When institutions learn of abuse, and don't act, no more proof than this should be necessary to hold them liable for additional abuse by the same perpetrator. They have already been negligent. They should be held legally responsible for what follows, for they have already aided and abetted it through their cover-up.
In a praiseworthy and moving development, the survivors of clergy abuse have started a political movement to find better legal protection for those who are sexually abused as children. The laws they have been advocating are not limited to the victims of clergy abuse. Rather, they are leading the charge for all childhood sexual abuse victims. Plainly, these victims are willing to work to ensure that future children are not subjected to the kind of abuse that has marked their own lives forever.
Typically, the barriers to these reforms, sadly enough, are the religious institutions themselves. In California, the Catholic Church has been claiming that the window that aided all child abuse victims was an unconstitutional form of religious persecution.

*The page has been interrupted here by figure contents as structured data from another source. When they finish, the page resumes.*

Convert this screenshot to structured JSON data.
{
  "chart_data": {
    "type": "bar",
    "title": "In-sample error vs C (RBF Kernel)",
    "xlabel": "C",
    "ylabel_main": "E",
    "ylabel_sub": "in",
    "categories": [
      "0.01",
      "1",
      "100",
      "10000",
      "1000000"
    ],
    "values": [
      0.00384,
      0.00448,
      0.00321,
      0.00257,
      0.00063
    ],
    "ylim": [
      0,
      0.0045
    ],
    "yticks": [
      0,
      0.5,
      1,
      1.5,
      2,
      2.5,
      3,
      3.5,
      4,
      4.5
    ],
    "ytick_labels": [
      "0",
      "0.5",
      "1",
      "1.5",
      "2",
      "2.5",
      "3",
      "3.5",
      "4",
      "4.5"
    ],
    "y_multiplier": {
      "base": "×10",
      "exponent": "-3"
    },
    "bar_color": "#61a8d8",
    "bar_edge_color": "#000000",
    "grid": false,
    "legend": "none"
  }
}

Meanwhile, in other states, the Catholic Conference is floating the proposition that statutes of limitations should never be altered retroactively, because it is just "unfair" to the defendant. What both sides know, though, is that there is little hardship to any institution being sued for abuse by its employees, because the files themselves will usually tell the story and foreshorten both discovery and any trial. And it is hardly unfair to subject an institution to liability when the proof is right there.
Each state legislature has a clear choice before it: Either abolish the statutes of limitations, create "windows," and/or introduce new tort causes of action, or permit the same regime to be perpetuated that compounds the misery already inflicted by the sexual perpetrator. This is not a choice between victims and any church. It is a choice between justice and legal neglect.
Lady Justice, fortunately, is blind. She has two sides to her scale. On one side, sits the accumulated suffering of all such victims - the mental breakdowns, the divorces, the substance abuse, and the suicides. On the other, are the defendants who may now be forced to take responsibility for knowingly placing pedophiles in positions with access to children.
She does not need to know the identity of the parties to know which side is the side of the angels.